Pediatric Infectious Diseases: Open Access

Introduction

Acute Kidney Injury (AKI) (formerly known as acute renal failure) is defined by a reversible increase in blood creatinine and nitrogenous waste products, as well as the kidney's inability to maintain proper fluid and electrolyte homeostasis. AKI in children appears to be on the rise, and the etiology of AKI has switched from primary renal illness to multifactorial reasons in recent decades, particularly in hospitalised children. Some children may be predisposed to AKI due to genetic causes. Pre-renal failure, intrinsic renal illness, including vascular insults, and obstructive uropathies are the three types of renal injury. The pathophysiology of hypoxia/ischemia-induced AKI is not fully known, although over the last several years, tremendous progress has been made in clarifying the cellular, biochemical, and molecular mechanisms. The likely cause(s) of AKI can be determined through the history, physical examination, and laboratory testing, including urinalysis and radiographic studies. Many treatments, including "renaldose dopamine" and diuretic therapy, have been demonstrated to have little effect on the progression of AKI. The underlying etiology of AKI has a significant impact on the prognosis of AKI. Children who have had AKI for whatever reason are at risk for developing kidney disease later in life, even years after the initial insult. Because of the complicated nature of AKI's etiology, the fact that serum creatinine concentration is an insensitive indicator of kidney function, and co-morbid variables in patients, therapeutic efforts in AKI have been mainly disappointing. For the development of viable therapeutic options for the treatment of AKI, a better understanding of the pathophysiology of AKI, early biomarkers of AKI, and better classification of AKI are required.

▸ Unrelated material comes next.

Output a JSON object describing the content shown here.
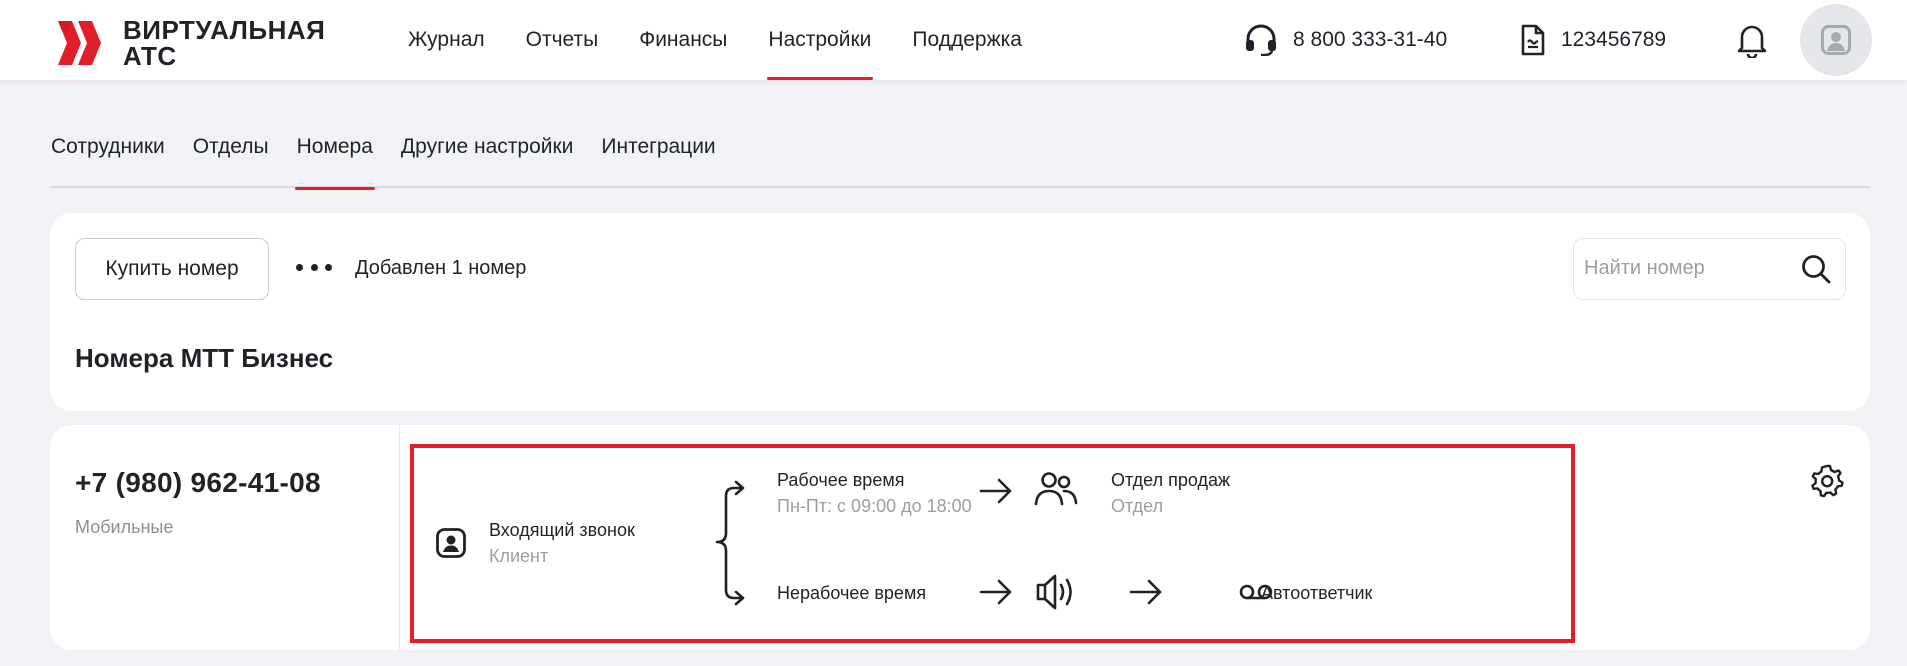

Some AKI causes, such as Rapidly Progressive Glomerulonephritis (RPGN), can produce AKI but quickly proceed to Chronic Kidney Disease (CKD). Several renal diseases, such as Hemolytic-Uremic Syndrome (HUS), Henoch-Schonlein purpura, and obstructive uropathy with associated renal dysplasia, can present as AKI with improvement of renal function to normal or near-normal levels, but the child's renal function may gradually deteriorate, leading to CKD months to years later.

Oliguria or anuria (urine output less than 500 ml/24 h in older children or less than 1 ml/kg per hour in younger children and babies) are more common in children with AKI caused by hypoxic/ ischemic insults, HUS, acute glomerulonephritis, and other causes. AKI with normal urine output is more common in children with acute interstitial nephritis, nephrotoxic renal insults such as aminoglycoside nephrotoxicity, and contrast nephropathy. Nonoliguric AKI has a lower morbidity and mortality rate than oliguric renal failure.